MONTREAL — The Jewish Public Library (JPL) is about to become the first public library in the world to adopt a radically new cataloguing system that it says will make it easier to find exactly the book or other material sought.
The JPL will, in fact, be only the second library of any kind (the first was a Belgian academic institution) to switch to FRBR/RDA, an acronym commonly used for Functional Requirements for Bibliographic Records/Resource Description and Access.
This system ferrets out the not always obvious relationships among diverse resources in the database by describing a collection in an entirely new way.
FRBR/RDA is especially suited to the JPL because its close to 200,000-item collection is in five principal languages, said Eddie Paul, head of bibliographic and information services. Many of its titles are available in multiple editions and translations.
The system links resources in whatever language or form they are in, whether print or audiovisual.
The system is also a boon to a library specializing in Judaica.
“For example, we have a thousand works of the Bible, Talmud and other core Jewish canonical works in various forms, subsections, editions, portions and translations,” Paul said. Depending on their religious or cultural backgrounds, people frequently ask for these works by different names.
“It becomes difficult for them to find the works by themselves without the mediation of a reference librarian.”
When fully operational, the system will enable users to link, for example, the oldest book in the JPL collection, The Antiquities of the Jews by Flavius Josephus, written in Latin in 1481, to its newest edition, Iudeiskaia voina, published in Russian in Moscow in 1996.
Implementation of the new system will begin in February and take three or four months to complete, Paul said. “It involves a massive retraining of the cataloguers.”
The new system will be available online.
Just how ahead of the curve the JPL is can be appreciated when it is realized that even the Library of Congress is only starting to organize its new acquisitions under RDA rules, but is not using the FRBR data model yet, Paul pointed out. Montreal’s Grande Bibliothèque is considering phasing in RDA next year.
FRBR/RDA is built on the Anglo-American Cataloguing Rules – Second Edition (AACR2), the standard in the English-speaking world for more than 40 years.
In Paul’s opinion, AACR was outdated a decade after its introduction. “It’s inflexible and not as user-friendly, intuitively and visually, as FRBR/RDA.”
FRBR/RDA has caused “quite a stir in the library community,” and there continues to be considerable resistance to its adoption, said Paul, who attributes this to discomfort with change rather than objective assessment of its value.
He predicts it will be only a few years before FRBR/RDA becomes standard.
The software, Virtua ILS, is made by only one company in the world: VTLS Inc. of Blacksburg, Va. Its acquisition at the JPL has been made possible by a private donation, said Paul who encouraged the JPL to make the bold leap.
“The JPL turns 100 in 2014 and, as a kind of birthday gift to ourselves, we are adamantly expressing our youthful ambition to remain contemporary and on the cutting edge of integrated library services technology, while at the same time trying to balance precarious budgets and the rapidly shifting ways in which people read and incorporate information,” he said.

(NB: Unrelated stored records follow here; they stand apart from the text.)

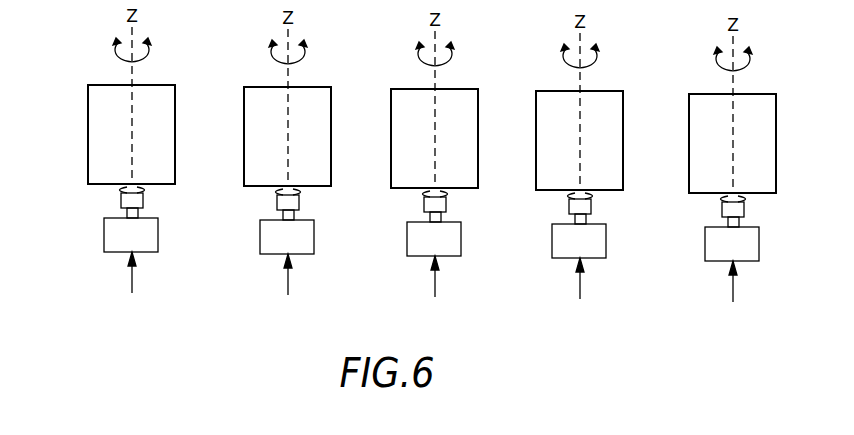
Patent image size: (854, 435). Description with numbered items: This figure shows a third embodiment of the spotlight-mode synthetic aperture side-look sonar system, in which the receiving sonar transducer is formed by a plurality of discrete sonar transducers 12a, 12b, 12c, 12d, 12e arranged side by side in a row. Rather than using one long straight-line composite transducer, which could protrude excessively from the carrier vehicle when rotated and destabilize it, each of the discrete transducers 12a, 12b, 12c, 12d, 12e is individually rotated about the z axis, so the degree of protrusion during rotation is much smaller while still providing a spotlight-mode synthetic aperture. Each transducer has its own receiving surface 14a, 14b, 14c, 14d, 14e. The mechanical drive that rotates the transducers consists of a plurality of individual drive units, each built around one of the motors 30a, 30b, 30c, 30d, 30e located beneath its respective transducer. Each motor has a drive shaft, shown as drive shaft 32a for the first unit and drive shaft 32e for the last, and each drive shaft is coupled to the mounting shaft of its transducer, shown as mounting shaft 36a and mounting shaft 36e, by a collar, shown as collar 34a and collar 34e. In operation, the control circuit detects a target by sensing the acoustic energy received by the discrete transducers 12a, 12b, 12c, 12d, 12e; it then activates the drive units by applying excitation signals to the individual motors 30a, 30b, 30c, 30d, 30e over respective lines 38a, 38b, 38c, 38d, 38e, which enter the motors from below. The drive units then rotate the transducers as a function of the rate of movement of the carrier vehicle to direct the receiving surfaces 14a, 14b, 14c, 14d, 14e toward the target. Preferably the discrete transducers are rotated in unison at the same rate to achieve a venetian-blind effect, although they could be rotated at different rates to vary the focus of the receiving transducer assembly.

The discrete sonar transducer 12a is at (107, 85).
The discrete sonar transducer 12b is at (262, 87).
The discrete sonar transducer 12c is at (410, 89).
The discrete sonar transducer 12d is at (555, 91).
The discrete sonar transducer 12e is at (708, 94).
The receiving surface 14a is at (98, 120).
The receiving surface 14b is at (310, 100).
The receiving surface 14c is at (462, 103).
The receiving surface 14d is at (606, 106).
The receiving surface 14e is at (757, 113).
The motor 30a is at (108, 240).
The motor 30b is at (265, 243).
The motor 30c is at (412, 245).
The motor 30d is at (557, 246).
The motor 30e is at (710, 248).
The drive shaft 32a is at (126, 212).
The drive shaft 32e is at (727, 221).
The collar 34a is at (121, 200).
The collar 34e is at (722, 209).
The mounting shaft 36a is at (149, 193).
The mounting shaft 36e is at (748, 201).
The line 38a is at (130, 284).
The line 38b is at (286, 284).
The line 38c is at (433, 286).
The line 38d is at (578, 288).
The line 38e is at (731, 290).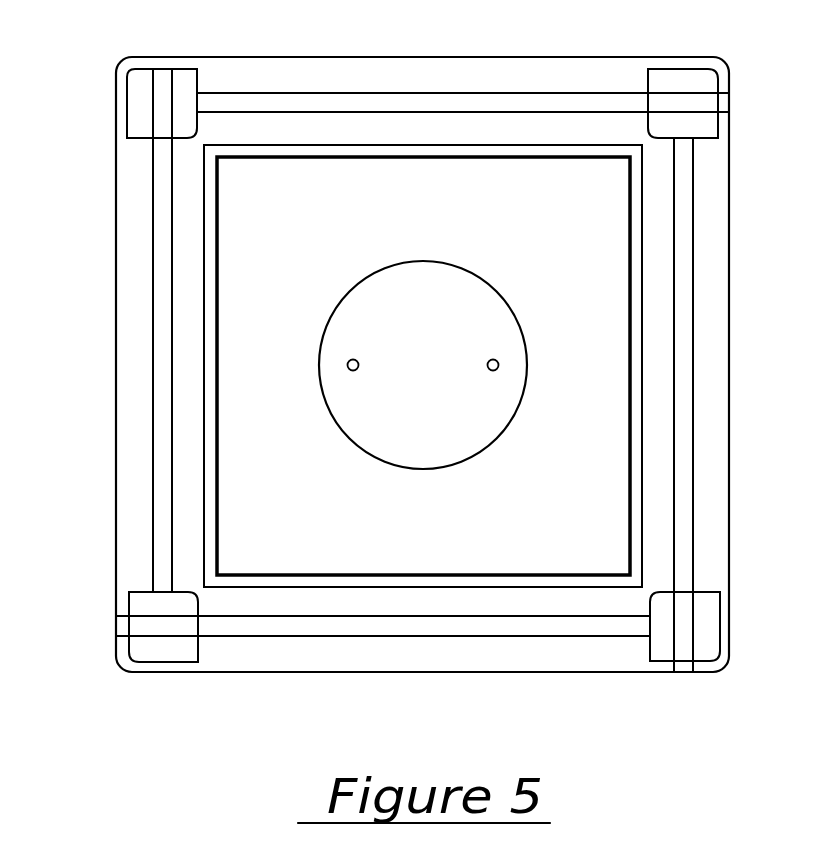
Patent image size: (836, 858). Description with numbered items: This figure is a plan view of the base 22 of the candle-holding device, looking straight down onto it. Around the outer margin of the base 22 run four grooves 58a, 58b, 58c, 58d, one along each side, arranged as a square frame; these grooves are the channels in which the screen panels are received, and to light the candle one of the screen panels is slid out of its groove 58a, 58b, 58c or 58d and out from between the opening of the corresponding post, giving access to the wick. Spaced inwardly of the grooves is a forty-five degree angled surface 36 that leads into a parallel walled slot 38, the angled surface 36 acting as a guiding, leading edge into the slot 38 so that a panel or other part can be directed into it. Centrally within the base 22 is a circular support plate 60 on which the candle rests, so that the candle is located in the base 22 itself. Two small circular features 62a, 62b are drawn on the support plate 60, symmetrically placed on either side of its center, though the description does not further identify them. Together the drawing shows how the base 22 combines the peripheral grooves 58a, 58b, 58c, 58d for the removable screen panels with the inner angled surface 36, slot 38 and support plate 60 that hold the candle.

The base 22 is at (267, 82).
The angled surface 36 is at (208, 308).
The parallel walled slot 38 is at (217, 240).
The groove 58a is at (418, 625).
The groove 58b is at (683, 367).
The groove 58c is at (473, 103).
The groove 58d is at (167, 352).
The support plate 60 is at (427, 305).
The hole 62a is at (350, 370).
The hole 62b is at (498, 360).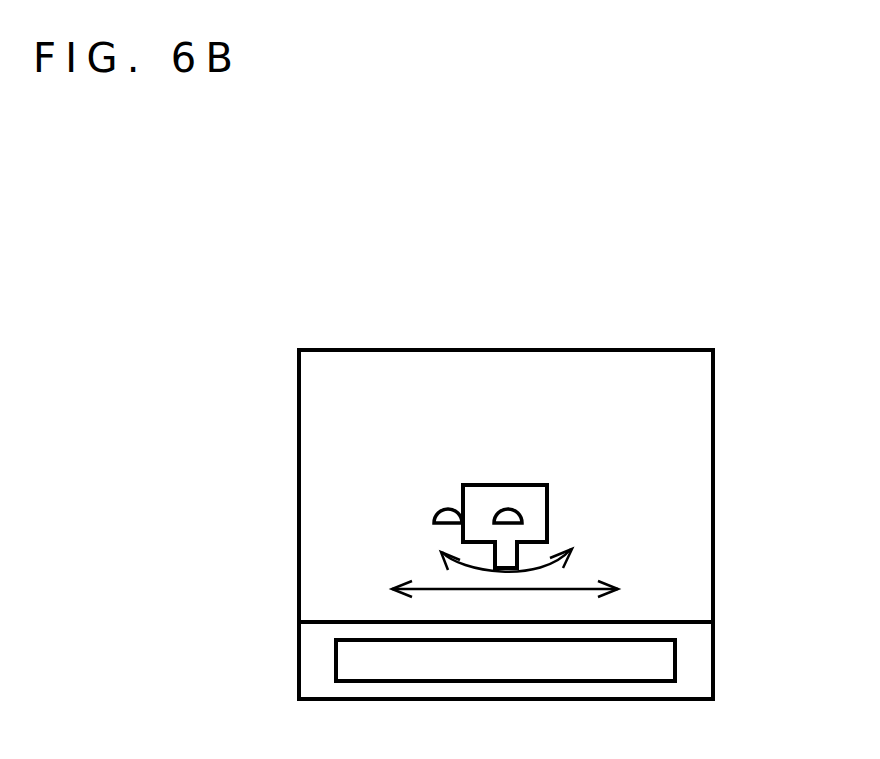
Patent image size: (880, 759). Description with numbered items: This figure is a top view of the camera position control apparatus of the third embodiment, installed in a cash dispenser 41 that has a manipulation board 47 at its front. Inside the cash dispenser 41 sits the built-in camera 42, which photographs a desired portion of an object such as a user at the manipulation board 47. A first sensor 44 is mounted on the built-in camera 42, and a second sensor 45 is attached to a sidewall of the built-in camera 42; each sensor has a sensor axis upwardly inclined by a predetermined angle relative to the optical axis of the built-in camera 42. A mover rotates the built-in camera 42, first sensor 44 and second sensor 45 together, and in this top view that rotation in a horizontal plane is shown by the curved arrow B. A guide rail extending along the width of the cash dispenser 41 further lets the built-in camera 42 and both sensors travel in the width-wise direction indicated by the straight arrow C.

The cash dispenser 41 is at (713, 459).
The built-in camera 42 is at (520, 498).
The first sensor 44 is at (500, 507).
The second sensor 45 is at (442, 508).
The manipulation board 47 is at (662, 666).
The arrow B is at (541, 572).
The arrow C is at (569, 590).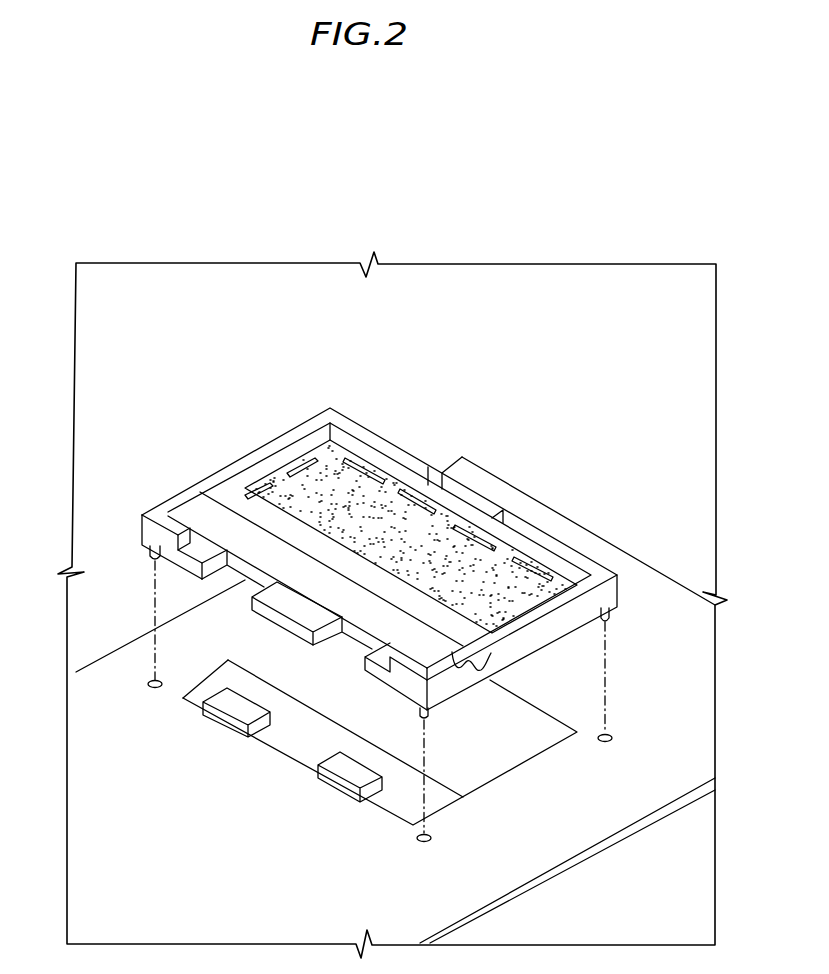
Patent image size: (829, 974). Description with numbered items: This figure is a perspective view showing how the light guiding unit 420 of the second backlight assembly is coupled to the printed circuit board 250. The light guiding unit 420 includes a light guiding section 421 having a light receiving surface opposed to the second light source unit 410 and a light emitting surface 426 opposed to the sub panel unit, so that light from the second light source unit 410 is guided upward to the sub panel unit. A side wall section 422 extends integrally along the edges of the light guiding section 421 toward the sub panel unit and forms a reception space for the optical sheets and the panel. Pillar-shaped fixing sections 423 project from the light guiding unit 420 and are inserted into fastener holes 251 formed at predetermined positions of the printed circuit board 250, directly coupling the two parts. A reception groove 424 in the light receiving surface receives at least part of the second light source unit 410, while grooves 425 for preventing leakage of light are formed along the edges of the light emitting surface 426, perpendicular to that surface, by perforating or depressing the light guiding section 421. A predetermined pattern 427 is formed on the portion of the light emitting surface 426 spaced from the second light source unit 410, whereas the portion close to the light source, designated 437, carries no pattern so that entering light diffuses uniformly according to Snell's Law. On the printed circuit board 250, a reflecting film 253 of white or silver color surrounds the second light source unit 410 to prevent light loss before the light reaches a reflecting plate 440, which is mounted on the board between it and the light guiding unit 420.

The light guiding unit 420 is at (258, 403).
The light guiding section 421 is at (263, 518).
The side wall section 422 is at (362, 435).
The fixing section 423 is at (430, 714).
The reception groove 424 is at (360, 632).
The groove for preventing leakage of light 425 is at (467, 533).
The light emitting surface 426 is at (480, 577).
The pattern 427 is at (337, 478).
The portion on which the pattern is not formed 437 is at (488, 668).
The reflecting plate 440 is at (287, 672).
The reflecting film 253 is at (273, 748).
The second light source unit 410 is at (350, 773).
The printed circuit board 250 is at (562, 888).
The fastener hole 251 is at (431, 836).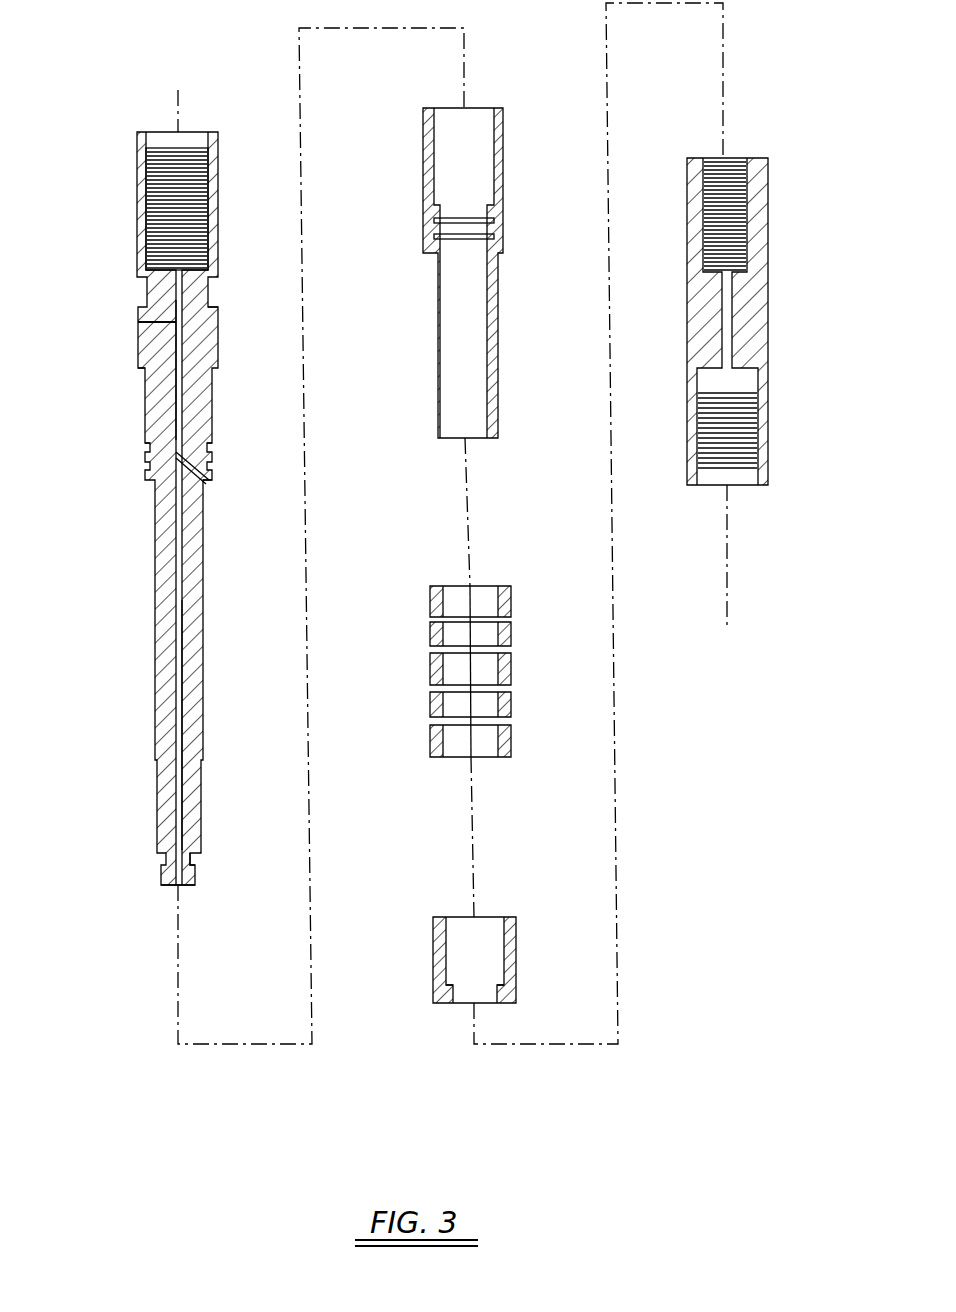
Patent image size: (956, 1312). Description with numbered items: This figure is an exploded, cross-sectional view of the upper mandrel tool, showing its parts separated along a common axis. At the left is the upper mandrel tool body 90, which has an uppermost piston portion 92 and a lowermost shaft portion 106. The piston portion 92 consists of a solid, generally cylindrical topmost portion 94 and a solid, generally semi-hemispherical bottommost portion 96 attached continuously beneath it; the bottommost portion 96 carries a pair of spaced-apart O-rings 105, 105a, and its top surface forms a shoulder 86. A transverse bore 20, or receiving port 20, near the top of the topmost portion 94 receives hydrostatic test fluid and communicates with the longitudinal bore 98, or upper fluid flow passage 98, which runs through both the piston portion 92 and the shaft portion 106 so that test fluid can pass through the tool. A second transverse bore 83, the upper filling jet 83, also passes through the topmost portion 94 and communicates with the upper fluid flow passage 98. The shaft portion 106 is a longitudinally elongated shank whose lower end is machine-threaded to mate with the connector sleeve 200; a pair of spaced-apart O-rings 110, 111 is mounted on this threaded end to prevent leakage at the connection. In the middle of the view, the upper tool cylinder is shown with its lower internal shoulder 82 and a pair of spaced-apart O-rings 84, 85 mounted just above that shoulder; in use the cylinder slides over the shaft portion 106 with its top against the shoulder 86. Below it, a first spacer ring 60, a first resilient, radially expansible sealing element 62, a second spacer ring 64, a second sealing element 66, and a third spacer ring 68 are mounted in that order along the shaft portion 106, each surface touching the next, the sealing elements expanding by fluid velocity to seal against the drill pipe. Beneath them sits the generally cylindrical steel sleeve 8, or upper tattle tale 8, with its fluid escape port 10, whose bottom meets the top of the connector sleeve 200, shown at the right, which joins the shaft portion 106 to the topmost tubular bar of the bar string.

The upper tattle tale 8 is at (518, 938).
The fluid escape port 10 is at (518, 980).
The transverse bore (receiving port) 20 is at (165, 323).
The first spacer ring 60 is at (512, 600).
The first sealing element 62 is at (512, 634).
The second spacer ring 64 is at (512, 671).
The second sealing element 66 is at (512, 706).
The third spacer ring 68 is at (512, 742).
The lower internal shoulder 82 is at (436, 208).
The O-ring 84 is at (500, 222).
The O-ring 85 is at (500, 237).
The shoulder 86 is at (142, 366).
The upper mandrel tool body 90 is at (162, 583).
The uppermost piston portion 92 is at (208, 266).
The topmost portion 94 is at (208, 326).
The bottommost portion 96 is at (148, 440).
The longitudinal bore (upper fluid flow passage) 98 is at (180, 412).
The O-ring 105 is at (213, 450).
The O-ring 105a is at (212, 466).
The transverse bore (upper filling jet) 83 is at (206, 484).
The lowermost shaft portion (shank) 106 is at (190, 708).
The O-ring 110 is at (200, 858).
The O-ring 111 is at (196, 872).
The connector sleeve 200 is at (768, 306).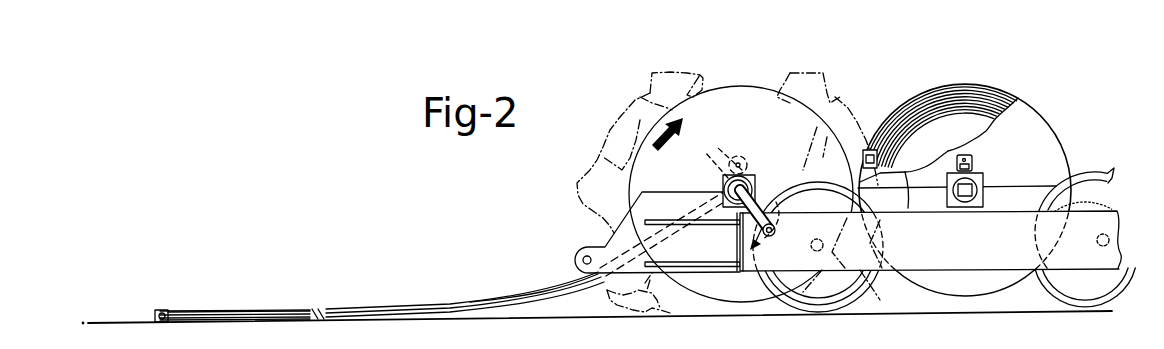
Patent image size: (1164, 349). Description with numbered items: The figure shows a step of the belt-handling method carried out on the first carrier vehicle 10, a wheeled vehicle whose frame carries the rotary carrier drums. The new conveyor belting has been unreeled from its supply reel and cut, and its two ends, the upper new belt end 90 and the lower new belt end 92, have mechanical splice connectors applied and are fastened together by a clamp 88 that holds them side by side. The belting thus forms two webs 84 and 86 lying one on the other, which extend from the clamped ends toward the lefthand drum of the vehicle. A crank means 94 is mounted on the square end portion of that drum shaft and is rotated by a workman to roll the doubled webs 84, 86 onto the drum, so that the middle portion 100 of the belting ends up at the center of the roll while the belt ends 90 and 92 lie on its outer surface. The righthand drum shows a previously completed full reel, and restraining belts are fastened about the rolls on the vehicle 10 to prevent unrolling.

The first carrier vehicle 10 is at (1090, 152).
The web of new belting material 84 is at (437, 300).
The web of new belting material 86 is at (526, 292).
The clamp 88 is at (160, 312).
The upper new belt end 90 is at (170, 314).
The lower new belt end 92 is at (170, 323).
The crank means 94 is at (745, 232).
The middle portion of the roll of belting material 100 is at (743, 156).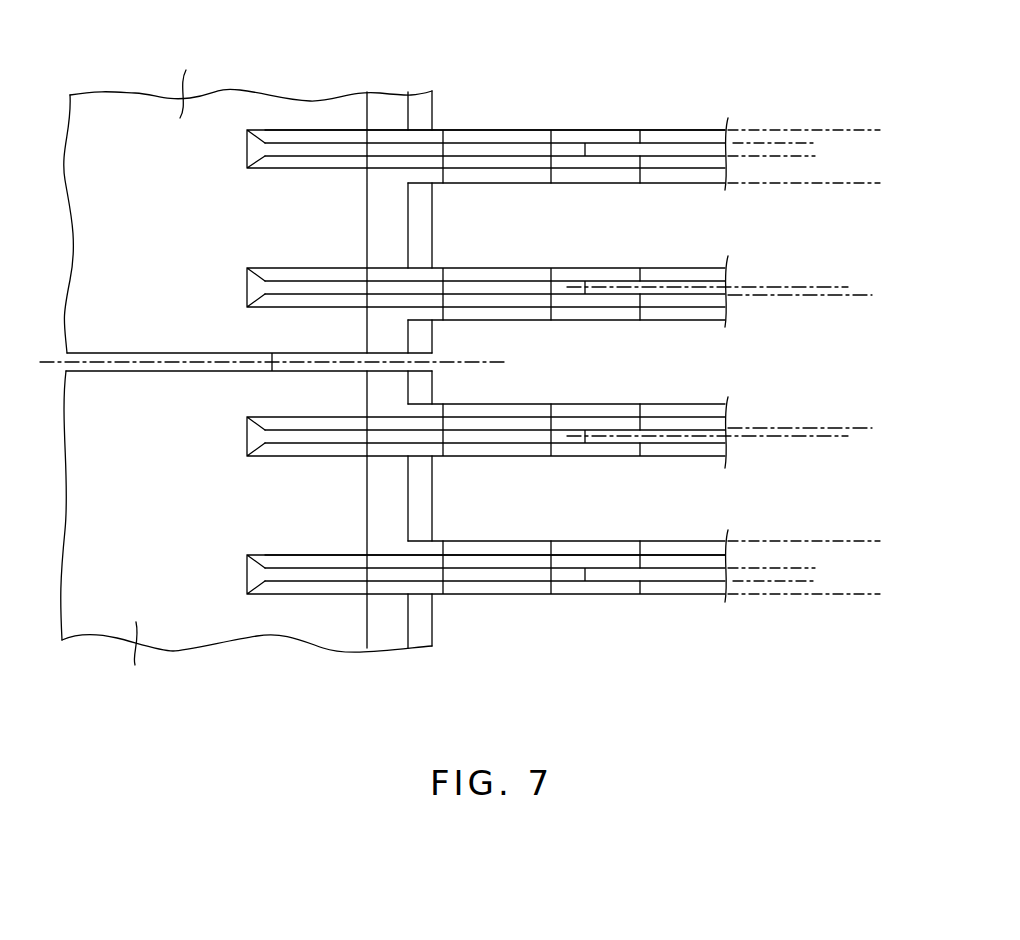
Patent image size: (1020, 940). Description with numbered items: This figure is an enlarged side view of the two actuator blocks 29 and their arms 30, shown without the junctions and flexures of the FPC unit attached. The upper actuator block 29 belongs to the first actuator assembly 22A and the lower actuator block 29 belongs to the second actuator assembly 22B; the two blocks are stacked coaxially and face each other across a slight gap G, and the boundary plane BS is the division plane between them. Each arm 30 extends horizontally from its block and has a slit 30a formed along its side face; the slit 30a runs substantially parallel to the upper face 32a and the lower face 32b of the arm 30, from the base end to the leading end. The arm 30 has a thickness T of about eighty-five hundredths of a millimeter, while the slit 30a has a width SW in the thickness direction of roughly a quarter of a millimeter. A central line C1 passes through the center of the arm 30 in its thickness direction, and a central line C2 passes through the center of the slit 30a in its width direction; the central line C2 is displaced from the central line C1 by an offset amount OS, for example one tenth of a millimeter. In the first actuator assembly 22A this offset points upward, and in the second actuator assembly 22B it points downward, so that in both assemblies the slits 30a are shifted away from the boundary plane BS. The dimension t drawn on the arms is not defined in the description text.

The JPL’s collection is primarily in English, French, Yiddish, Hebrew and Russian, but it also includes many items in dozens of other languages, among them Polish, German, Spanish, Ladino and Aramaic.
In addition to adult and children’s literature, it encompasses the humanities, social sciences, the arts, language, science, and Judaism and Jewish intellectual thought.
“By bibliographically linking many of these works, I’m hoping this will empower users to the point where they will be able to find these works much more easily and with much less frustration,” Paul said.